Corpus Iuris Civilis. Erklärt von Rechtsanwalt Gerhard Ruby
Corpus Iuris Civilis
Man könnte sagen er ist die Bibel der Juristen. Es ist ein um 500 geschriebenes oströmisches Gesetzeswerk, in dem gerade auch das Erbrecht eine wichtige Rolle spielt (siehe unten). Der Corpus Iuris Civilis (C.I.C.) ist das Ergebnis einer gut 1000jährigen Rechtsentwicklung im alten Rom. Das Studium des Römischen Rechts bzw. des C.I.C. führt zu einem vertieften Verständnis, weil es die Wurzel des heutigen Rechts ist
Viele moderne gesetzliche Regelungen gehen auf die antiken Römer zurück. Der Corpus Iuris Civilis, eine rund 1500 Jahre alte Rechtsammlung überrascht durch ihre Modernität. Selbst die heutigen Gesetzbücher in Lateinamerika und Ostasien fußen auf diesem Werk. Wird heute in Japan, Korea oder China Recht gesprochen, fußt dies zum großen Teil auf Regelungen des antiken Rom. Denn Asien orientiert sich in seinen Rechtsordnungen an westlichen Standards – und die europäische Rechtstradition wurzelt im Römischen Recht, dessen Leitbegriffe – wie Freiheit, Schutz der Persönlichkeit und des Eigentums, Vertragstreue etc. – auch die unseren sind. Rund 80 Prozent der Regelungen des Bürgerlichen Gesetzbuchs liegt Römisches Recht zugrunde
Das Gesetzeswerk wurde im Auftrag des oströmischen Kaisers Justinian zwischen 528 und 534 n. Chr. unter Bezug auf wesentlich ältere Quellen zusammengestellt. Den ersten Teil bilden die „Institutionen“, ein Lehrbuch, das nach der Zahl der Auflagen zum führenden Dutzend der Weltliteratur gehört. Die „Digesten“, was etwa „Geordnete Sammlung“ bedeutet, sind mit ihren 50 Büchern das Herzstück des Corpus Iuris. Sie bestehen aus Fragmenten rechtswissenschaftlicher Schriften aus der Zeit von ca. 100 vor bis 300 nach Christus. Sie formulierten Rechtsfragen und -lösungen konzentriert in wenigen Zeilen. Unsere Zeit umit ihren Gesetzen und Urteilen ist viel geschwätziger. Die heutige Rechtsprechung braucht meist viele Seiten.

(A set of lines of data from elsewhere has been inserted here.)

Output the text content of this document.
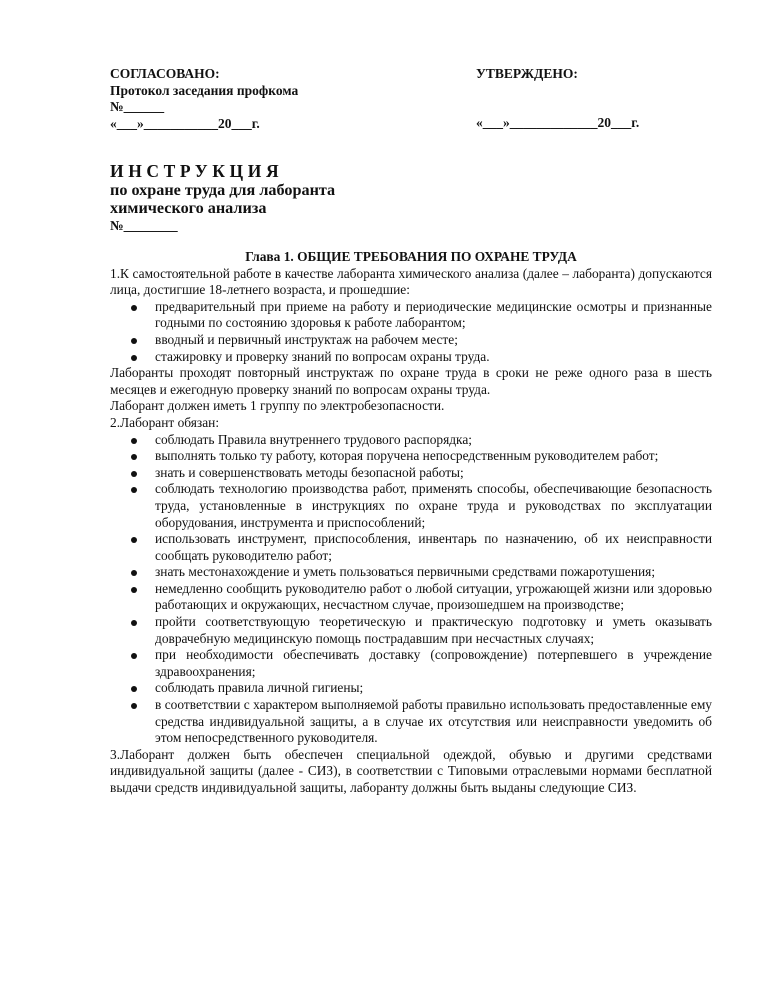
СОГЛАСОВАНО:
Протокол заседания профкома
№______
«___»___________20___г.
УТВЕРЖДЕНО:
«___»_____________20___г.
ИНСТРУКЦИЯ
по охране труда для лаборанта
химического анализа
№________

Глава 1. ОБЩИЕ ТРЕБОВАНИЯ ПО ОХРАНЕ ТРУДА

1.К самостоятельной работе в качестве лаборанта химического анализа (далее – лаборанта) допускаются лица, достигшие 18-летнего возраста, и прошедшие:

предварительный при приеме на работу и периодические медицинские осмотры и признанные годными по состоянию здоровья к работе лаборантом;
вводный и первичный инструктаж на рабочем месте;
стажировку и проверку знаний по вопросам охраны труда.

Лаборанты проходят повторный инструктаж по охране труда в сроки не реже одного раза в шесть месяцев и ежегодную проверку знаний по вопросам охраны труда.

Лаборант должен иметь 1 группу по электробезопасности.

2.Лаборант обязан:

соблюдать Правила внутреннего трудового распорядка;
выполнять только ту работу, которая поручена непосредственным руководителем работ;
знать и совершенствовать методы безопасной работы;
соблюдать технологию производства работ, применять способы, обеспечивающие безопасность труда, установленные в инструкциях по охране труда и руководствах по эксплуатации оборудования, инструмента и приспособлений;
использовать инструмент, приспособления, инвентарь по назначению, об их неисправности сообщать руководителю работ;
знать местонахождение и уметь пользоваться первичными средствами пожаротушения;
немедленно сообщить руководителю работ о любой ситуации, угрожающей жизни или здоровью работающих и окружающих, несчастном случае, произошедшем на производстве;
пройти соответствующую теоретическую и практическую подготовку и уметь оказывать доврачебную медицинскую помощь пострадавшим при несчастных случаях;
при необходимости обеспечивать доставку (сопровождение) потерпевшего в учреждение здравоохранения;
соблюдать правила личной гигиены;
в соответствии с характером выполняемой работы правильно использовать предоставленные ему средства индивидуальной защиты, а в случае их отсутствия или неисправности уведомить об этом непосредственного руководителя.

3.Лаборант должен быть обеспечен специальной одеждой, обувью и другими средствами индивидуальной защиты (далее - СИЗ), в соответствии с Типовыми отраслевыми нормами бесплатной выдачи средств индивидуальной защиты, лаборанту должны быть выданы следующие СИЗ.
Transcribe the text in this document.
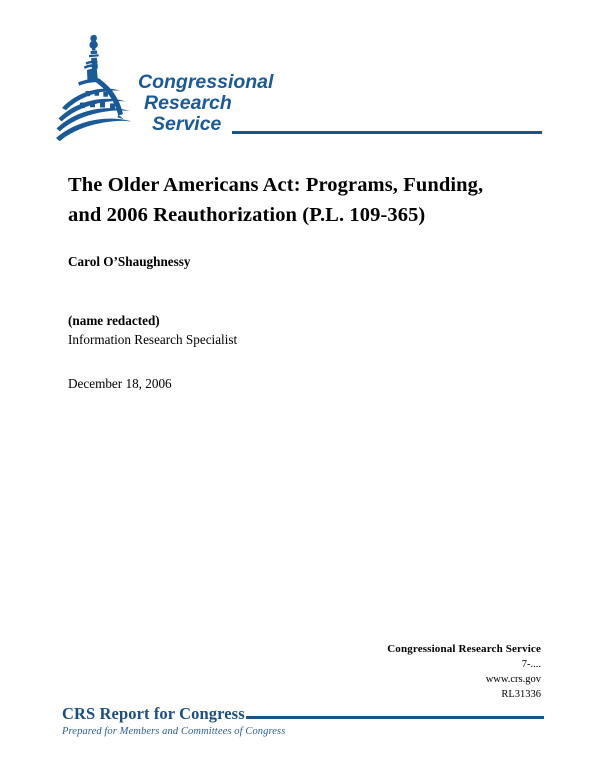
Congressional
Research
Service
The Older Americans Act: Programs, Funding,
and 2006 Reauthorization (P.L. 109-365)

Carol O’Shaughnessy

(name redacted)

Information Research Specialist

December 18, 2006

Congressional Research Service
7-....
www.crs.gov
RL31336
CRS Report for Congress

Prepared for Members and Committees of Congress
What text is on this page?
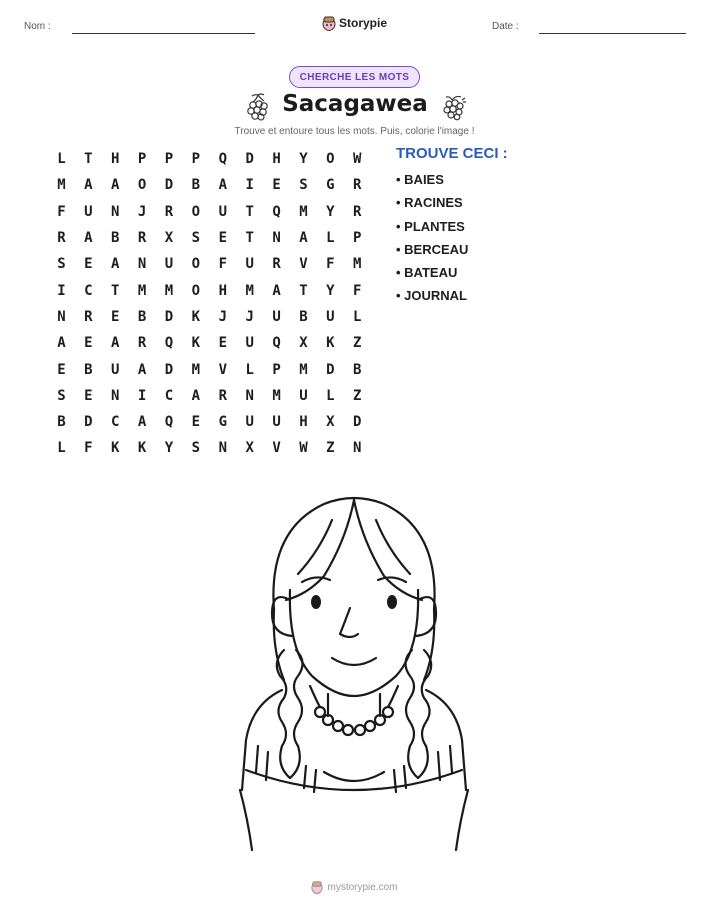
Nom :	Storypie	Date :
CHERCHE LES MOTS
Sacagawea
Trouve et entoure tous les mots. Puis, colorie l'image !
L	T	H	P	P	P	Q	D	H	Y	O	W
M	A	A	O	D	B	A	I	E	S	G	R
F	U	N	J	R	O	U	T	Q	M	Y	R
R	A	B	R	X	S	E	T	N	A	L	P
S	E	A	N	U	O	F	U	R	V	F	M
I	C	T	M	M	O	H	M	A	T	Y	F
N	R	E	B	D	K	J	J	U	B	U	L
A	E	A	R	Q	K	E	U	Q	X	K	Z
E	B	U	A	D	M	V	L	P	M	D	B
S	E	N	I	C	A	R	N	M	U	L	Z
B	D	C	A	Q	E	G	U	U	H	X	D
L	F	K	K	Y	S	N	X	V	W	Z	N
TROUVE CECI :
• BAIES
• RACINES
• PLANTES
• BERCEAU
• BATEAU
• JOURNAL
mystorypie.com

Das „Corpus Iuris Civilis“ (zu deutsch: „Körper oder Bestand des zivilen Rechts“) geriet über Jahrhunderte in Vergessenheit; es erfuhr Ende des 11. Jahrhunderts ausgehend von Bologna eine Renaissance und erlangte maßgebliche Bedeutung in fast ganz Europa; in Teilen Deutschlands galt es bis 1900. Im Gegensatz zum Germanischen Recht, das etwa mit Gottesurteilen arbeitete, gingen die römischen Juristen rational vor. Sie prüften genau, welche Voraussetzungen gegeben sein müssen, damit eine bestimmte Rechtsfolge eintritt.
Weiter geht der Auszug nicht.